EVA must have been more wrecked by her cross-Atlantic trip than she thought, because at that moment she actually felt sorry for Alexei. He reacted as if she had physically hit him again when she dropped the bomb about his uncle.

For what had to be at least a minute, he said nothing, as if his brain had locked him in place while it attempted to process what she was telling him.

But then he took a step toward her and said, “You are saying my uncle came to our apartment and threatened to kill you if you did not leave me?”

“Yes,” she answered, realizing how unbelievable that must sound to him. “He said you were supposed to be the head of the family, not him, but you wanted to stay in America with me and he wanted you to come back. He also said a bunch of stuff about him not wanting you to marry a black girl, or even an American, but I’m pretty sure it was mostly because I was black.”

“He did not know about you. I kept this from him.” Alexei said. “I only told him I did not want to come back to Russia.”

“Well, apparently he figured it out somehow, because he was real clear about the fact that he would kill me if I didn’t leave that night. He even sent somebody over to clean out my stuff and had it delivered to Layla’s apartment, even though I hadn’t told anybody I was staying there.”

“So that is where you were hiding from me when I was trying to find you,” he said dully. “With Layla.”

“Yeah, I knew I had to go to someone you didn’t know I knew, and she’s still the only person I’ve ever met who would take in a girl she’d met once in a CPR seminar.” She lowered her eyes, suddenly nervous about making a full confession about what she did and how she did it eight years later. “Funny story, that’s actually how Aaron got his name. Her middle name is Erin, so I named him after her—“

“Eva,” he said, cutting off her ramble, his voice harsh with anger. “You are telling me you did not leave me that night because I was poor or because you were pregnant, but because my uncle threatened you. This is what you are telling me.”

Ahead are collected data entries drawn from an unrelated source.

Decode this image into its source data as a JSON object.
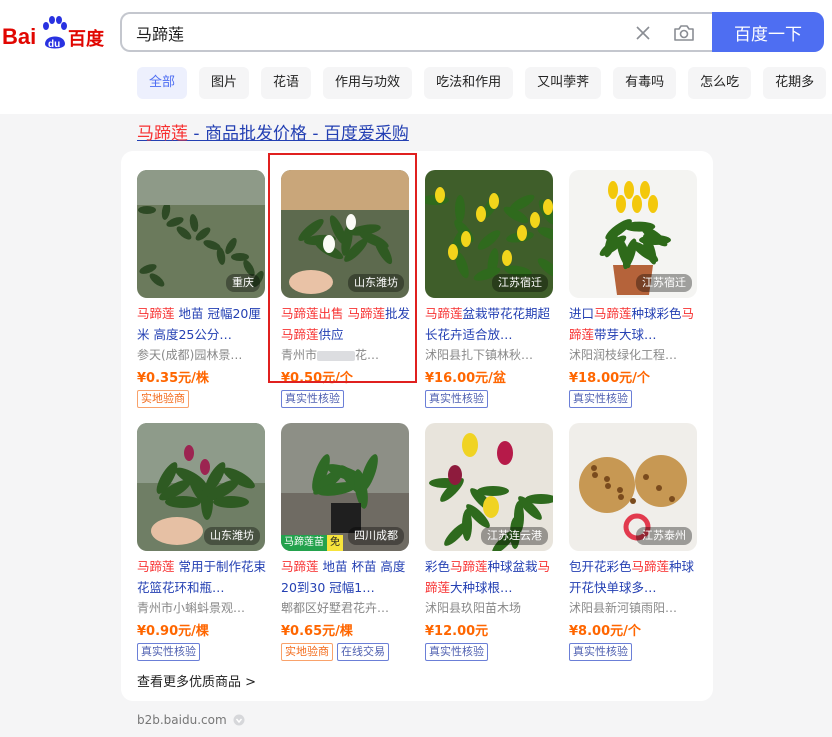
{
  "logo": {
    "left_text": "Bai",
    "mid_text": "du",
    "right_text": "百度"
  },
  "search": {
    "value": "马蹄莲",
    "button_label": "百度一下"
  },
  "tabs": [
    "全部",
    "图片",
    "花语",
    "作用与功效",
    "吃法和作用",
    "又叫荸荠",
    "有毒吗",
    "怎么吃",
    "花期多"
  ],
  "result": {
    "title_hl": "马蹄莲",
    "title_rest": " - 商品批发价格 - 百度爱采购",
    "more_label": "查看更多优质商品 >",
    "domain": "b2b.baidu.com"
  },
  "products": [
    {
      "location": "重庆",
      "title_parts": [
        {
          "t": "马蹄莲",
          "hl": true
        },
        {
          "t": " 地苗 冠幅20厘米 高度25公分…",
          "hl": false
        }
      ],
      "seller": "参天(成都)园林景…",
      "price": "¥0.35元/株",
      "badges": [
        {
          "t": "实地验商",
          "style": "orange"
        }
      ]
    },
    {
      "location": "山东潍坊",
      "title_parts": [
        {
          "t": "马蹄莲",
          "hl": true
        },
        {
          "t": "出售 ",
          "hl": true
        },
        {
          "t": "马蹄莲",
          "hl": true
        },
        {
          "t": "批发 ",
          "hl": false
        },
        {
          "t": "马蹄莲",
          "hl": true
        },
        {
          "t": "供应",
          "hl": false
        }
      ],
      "seller_prefix": "青州市",
      "seller_suffix": "花…",
      "price": "¥0.50元/个",
      "badges": [
        {
          "t": "真实性核验",
          "style": "blue"
        }
      ]
    },
    {
      "location": "江苏宿迁",
      "title_parts": [
        {
          "t": "马蹄莲",
          "hl": true
        },
        {
          "t": "盆栽带花花期超长花卉适合放…",
          "hl": false
        }
      ],
      "seller": "沭阳县扎下镇林秋…",
      "price": "¥16.00元/盆",
      "badges": [
        {
          "t": "真实性核验",
          "style": "blue"
        }
      ]
    },
    {
      "location": "江苏宿迁",
      "title_parts": [
        {
          "t": "进口",
          "hl": false
        },
        {
          "t": "马蹄莲",
          "hl": true
        },
        {
          "t": "种球彩色",
          "hl": false
        },
        {
          "t": "马蹄莲",
          "hl": true
        },
        {
          "t": "带芽大球…",
          "hl": false
        }
      ],
      "seller": "沭阳润枝绿化工程…",
      "price": "¥18.00元/个",
      "badges": [
        {
          "t": "真实性核验",
          "style": "blue"
        }
      ]
    },
    {
      "location": "山东潍坊",
      "title_parts": [
        {
          "t": "马蹄莲",
          "hl": true
        },
        {
          "t": " 常用于制作花束花篮花环和瓶…",
          "hl": false
        }
      ],
      "seller": "青州市小蝌蚪景观…",
      "price": "¥0.90元/棵",
      "badges": [
        {
          "t": "真实性核验",
          "style": "blue"
        }
      ]
    },
    {
      "location": "四川成都",
      "strip_a": "马蹄莲苗",
      "strip_b": "免",
      "title_parts": [
        {
          "t": "马蹄莲",
          "hl": true
        },
        {
          "t": " 地苗 杯苗 高度20到30 冠幅1…",
          "hl": false
        }
      ],
      "seller": "郫都区好墅君花卉…",
      "price": "¥0.65元/棵",
      "badges": [
        {
          "t": "实地验商",
          "style": "orange"
        },
        {
          "t": "在线交易",
          "style": "blue"
        }
      ]
    },
    {
      "location": "江苏连云港",
      "title_parts": [
        {
          "t": "彩色",
          "hl": false
        },
        {
          "t": "马蹄莲",
          "hl": true
        },
        {
          "t": "种球盆栽",
          "hl": false
        },
        {
          "t": "马蹄莲",
          "hl": true
        },
        {
          "t": "大种球根…",
          "hl": false
        }
      ],
      "seller": "沭阳县玖阳苗木场",
      "price": "¥12.00元",
      "badges": [
        {
          "t": "真实性核验",
          "style": "blue"
        }
      ]
    },
    {
      "location": "江苏泰州",
      "title_parts": [
        {
          "t": "包开花彩色",
          "hl": false
        },
        {
          "t": "马蹄莲",
          "hl": true
        },
        {
          "t": "种球开花快单球多…",
          "hl": false
        }
      ],
      "seller": "沭阳县新河镇雨阳…",
      "price": "¥8.00元/个",
      "badges": [
        {
          "t": "真实性核验",
          "style": "blue"
        }
      ]
    }
  ],
  "colors": {
    "brand_blue": "#4e6ef2",
    "link_blue": "#2440b3",
    "highlight_red": "#f73131",
    "price_orange": "#ff6600",
    "box_red": "#e0201f"
  }
}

“Yes, that’s what I’m telling you. I didn’t even find out I was pregnant until, like, a month later, and by then, I was way too scared of what your uncle might do to me to tell you.”

He blinked, his face becoming a cold mask, and when his eyes met hers, for the first time, she saw in them the other Alexei, the one she’d been told about. In that moment, he wasn’t the passionate, intelligent, caring, and sexy Russian she’d thought he was when they’d first started dating, but the cold-blooded killer his uncle had presented him as in their tiny little apartment.